Sie musterte ihn, senkte dann den Blick, „ein Jahr", ihre Stimme war leise.
„Das ist nicht möglich", sagte er schnell, schüttelte aufgebracht den Kopf.
„Ich lüge nicht", sie zog den kaputten Zeitumkehrer unter ihrem Oberteil hervor und hielt ihm die Überreste hin, „in einem Jahr werden Sie mich gerettet haben... dabei werden Sie verletzt. An diesem Morgen werde ich die Entscheidung treffen ein Jahr zurück zu reisen, um Sie zu retten."

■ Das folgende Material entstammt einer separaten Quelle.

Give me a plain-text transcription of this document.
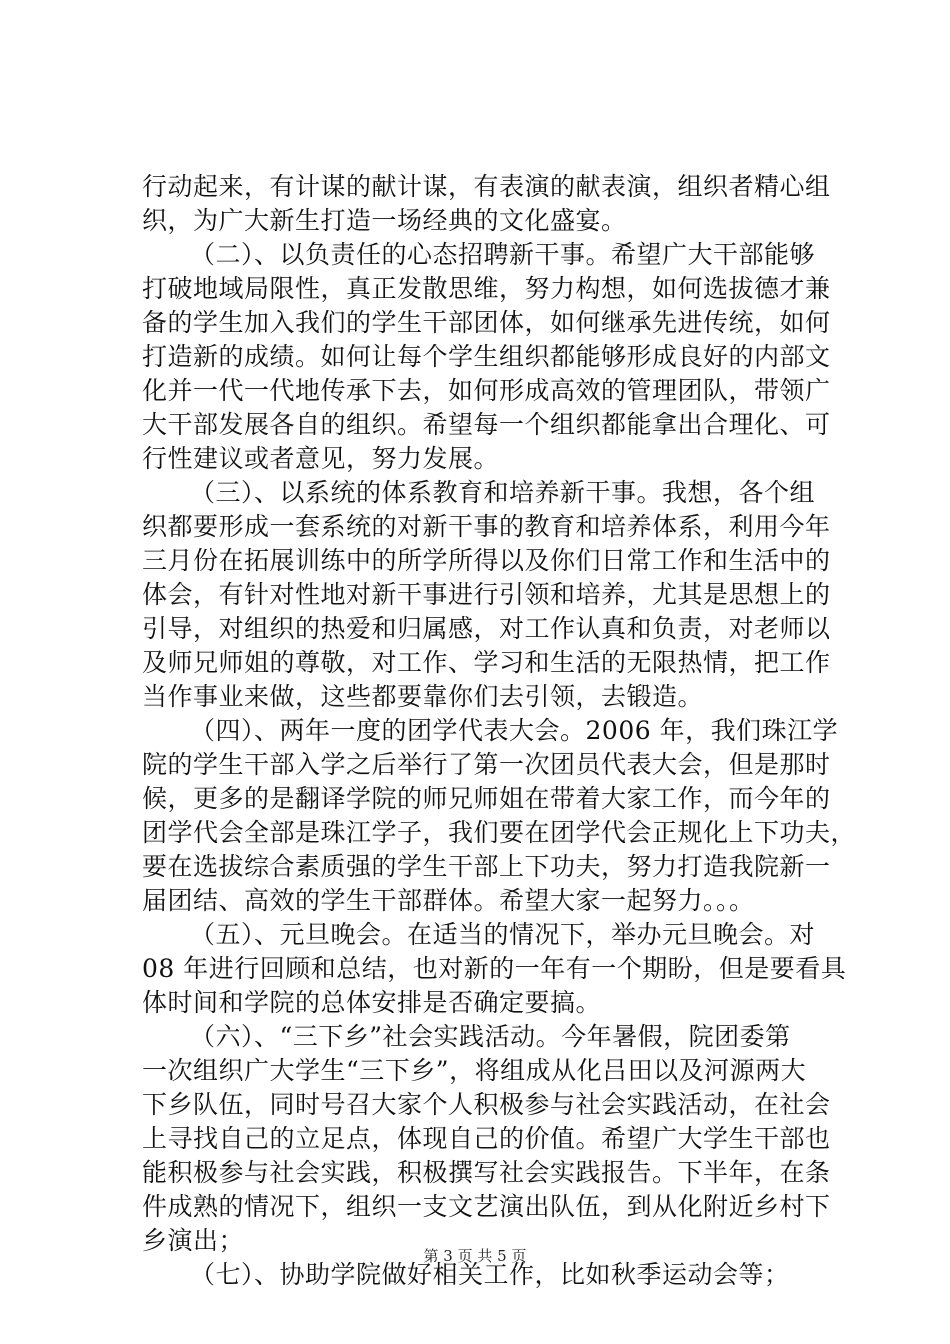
行动起来，有计谋的献计谋，有表演的献表演，组织者精心组
织，为广大新生打造一场经典的文化盛宴。
（二）、以负责任的心态招聘新干事。希望广大干部能够
打破地域局限性，真正发散思维，努力构想，如何选拔德才兼
备的学生加入我们的学生干部团体，如何继承先进传统，如何
打造新的成绩。如何让每个学生组织都能够形成良好的内部文
化并一代一代地传承下去，如何形成高效的管理团队，带领广
大干部发展各自的组织。希望每一个组织都能拿出合理化、可
行性建议或者意见，努力发展。
（三）、以系统的体系教育和培养新干事。我想，各个组
织都要形成一套系统的对新干事的教育和培养体系，利用今年
三月份在拓展训练中的所学所得以及你们日常工作和生活中的
体会，有针对性地对新干事进行引领和培养，尤其是思想上的
引导，对组织的热爱和归属感，对工作认真和负责，对老师以
及师兄师姐的尊敬，对工作、学习和生活的无限热情，把工作
当作事业来做，这些都要靠你们去引领，去锻造。
（四）、两年一度的团学代表大会。2006 年，我们珠江学
院的学生干部入学之后举行了第一次团员代表大会，但是那时
候，更多的是翻译学院的师兄师姐在带着大家工作，而今年的
团学代会全部是珠江学子，我们要在团学代会正规化上下功夫，
要在选拔综合素质强的学生干部上下功夫，努力打造我院新一
届团结、高效的学生干部群体。希望大家一起努力。。。
（五）、元旦晚会。在适当的情况下，举办元旦晚会。对
08 年进行回顾和总结，也对新的一年有一个期盼，但是要看具
体时间和学院的总体安排是否确定要搞。
（六）、“三下乡”社会实践活动。今年暑假，院团委第
一次组织广大学生“三下乡”，将组成从化吕田以及河源两大
下乡队伍，同时号召大家个人积极参与社会实践活动，在社会
上寻找自己的立足点，体现自己的价值。希望广大学生干部也
能积极参与社会实践，积极撰写社会实践报告。下半年，在条
件成熟的情况下，组织一支文艺演出队伍，到从化附近乡村下
乡演出；
（七）、协助学院做好相关工作，比如秋季运动会等；
第 3 页 共 5 页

„Warum?", war alles was er fragen konnte.
„Kommt Zeit, kommt Rat... Sie werden es bald wissen.", sie lächelte schief, verließ dann wieder das Zelt, „Ruhen Sie sich aus", wiederholte sie nochmal, setzte sich dann an das Seeufer und hing ihren Gedanken nach.
Severus wurde von Müdigkeit empfangen, er musste zugeben, dass Schlafen die beste Medizin war und gab sich ihr hin.